RFID Cuts Costs by 3 to 5 Percent

By Admin

An AMR Research says early RFID implementations have shown a 3 to 5 percent reduction in supply chain costs.


Nov. 4, 2002 – AMR Research has released a report on the benefits of using radio frequency identification. It says early implementations have shown a 3 to 5 percent reduction in supply chain costs and a 2 to 7 percent increase in revenue from improvements in inventory visibility.

The report, “ePC/RFID and its Imminent Effect on the Supply Chain,” was written by Peter Abell, director of research for AMR Research’s retail practice. It says that RFID will be economically viable by 2006 and that early adopters will begin deriving value from the technology in 2004.

“RFID is still too expensive for the majority of organizations even to contemplate implementing it on a total enterprise scale,” Abell writes. “However, specific businesses may find it is worthwhile to spend the money because they will see major returns for a particular business application within the supply chain.”

The report does not point to specific supply chain savings from using RFID, but rather talks generally about the benefits of tracking reusable assets, such as trailers, shipping containers, pallets, dollies, roll cages, and totes. The savings come from improvements in the accuracy of shipments, lower inventory carrying costs, and a reduction in shrinkage.

Abel says that early pilots by apparel makers indicate that they got a 3 to 7 percent increase in sales when RFID was used in stores because of the visibility of inventory at the store level. “A 1 percent increase in apparel sales has a sufficient return on investment, especially when coupled with decreasing costs from existing loss prevention, reduced store labor for physical inventories, and eliminating the return merchandise fraud [which can be as high as] 2 to 4 percent,” the report says.

Given these benefits, companies can justify paying 25 cents for tags and $500 for readers. But Abel says item-level tagging for low-margin, low-price goods will not be justified at current tag prices of 30 cents or more.
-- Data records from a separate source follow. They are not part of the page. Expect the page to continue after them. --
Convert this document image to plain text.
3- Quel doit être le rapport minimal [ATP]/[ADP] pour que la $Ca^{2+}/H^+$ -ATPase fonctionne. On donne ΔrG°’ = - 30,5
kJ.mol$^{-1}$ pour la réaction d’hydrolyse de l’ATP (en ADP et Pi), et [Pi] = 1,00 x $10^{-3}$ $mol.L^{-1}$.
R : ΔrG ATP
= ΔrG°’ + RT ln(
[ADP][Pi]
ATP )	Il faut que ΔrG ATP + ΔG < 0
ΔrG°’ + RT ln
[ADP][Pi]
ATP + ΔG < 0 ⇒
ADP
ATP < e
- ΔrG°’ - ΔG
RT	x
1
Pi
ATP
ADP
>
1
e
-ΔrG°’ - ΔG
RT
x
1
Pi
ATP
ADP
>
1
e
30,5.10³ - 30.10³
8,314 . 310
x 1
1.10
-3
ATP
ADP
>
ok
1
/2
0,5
He sees tagging of these items becoming viable in 2006. But, he writes, tag prices of 30 to 40 cents can be justified today for high-value, high-margin goods, like apparel, music and video, consumer durables, and consumer electronics.

“Some item-level tagging will occur in product categories even within fast-moving consumer goods retailers and suppliers, such as perishables, and sell-by date items, such as over-the-counter drugs,” he writes.

He points out that meat departments lose 4 to 6 percent of sales because of waste, theft, markdowns, and throwaways. That costs stores about $100,000 annually, which means they could see a return on investment in an RFID system at today’s prices within two years.

The report mentions many of the problems facing those who want to use RFID technology, including the lack of global standards, confusion over the five-cent tag, the need to develop IT infrastructure to handle data from readers and frequency issues.

Still, Abell is bullish. He recently told RFID Journal that several major European apparel and footwear retailers are planning to purchase upwards of 3 billion RFID tags each for implementations that will begin next year. The report doesn’t mention any of those retailers by name. But it’s clear from reading the report that Abell believes RFID is nearly ready for primetime.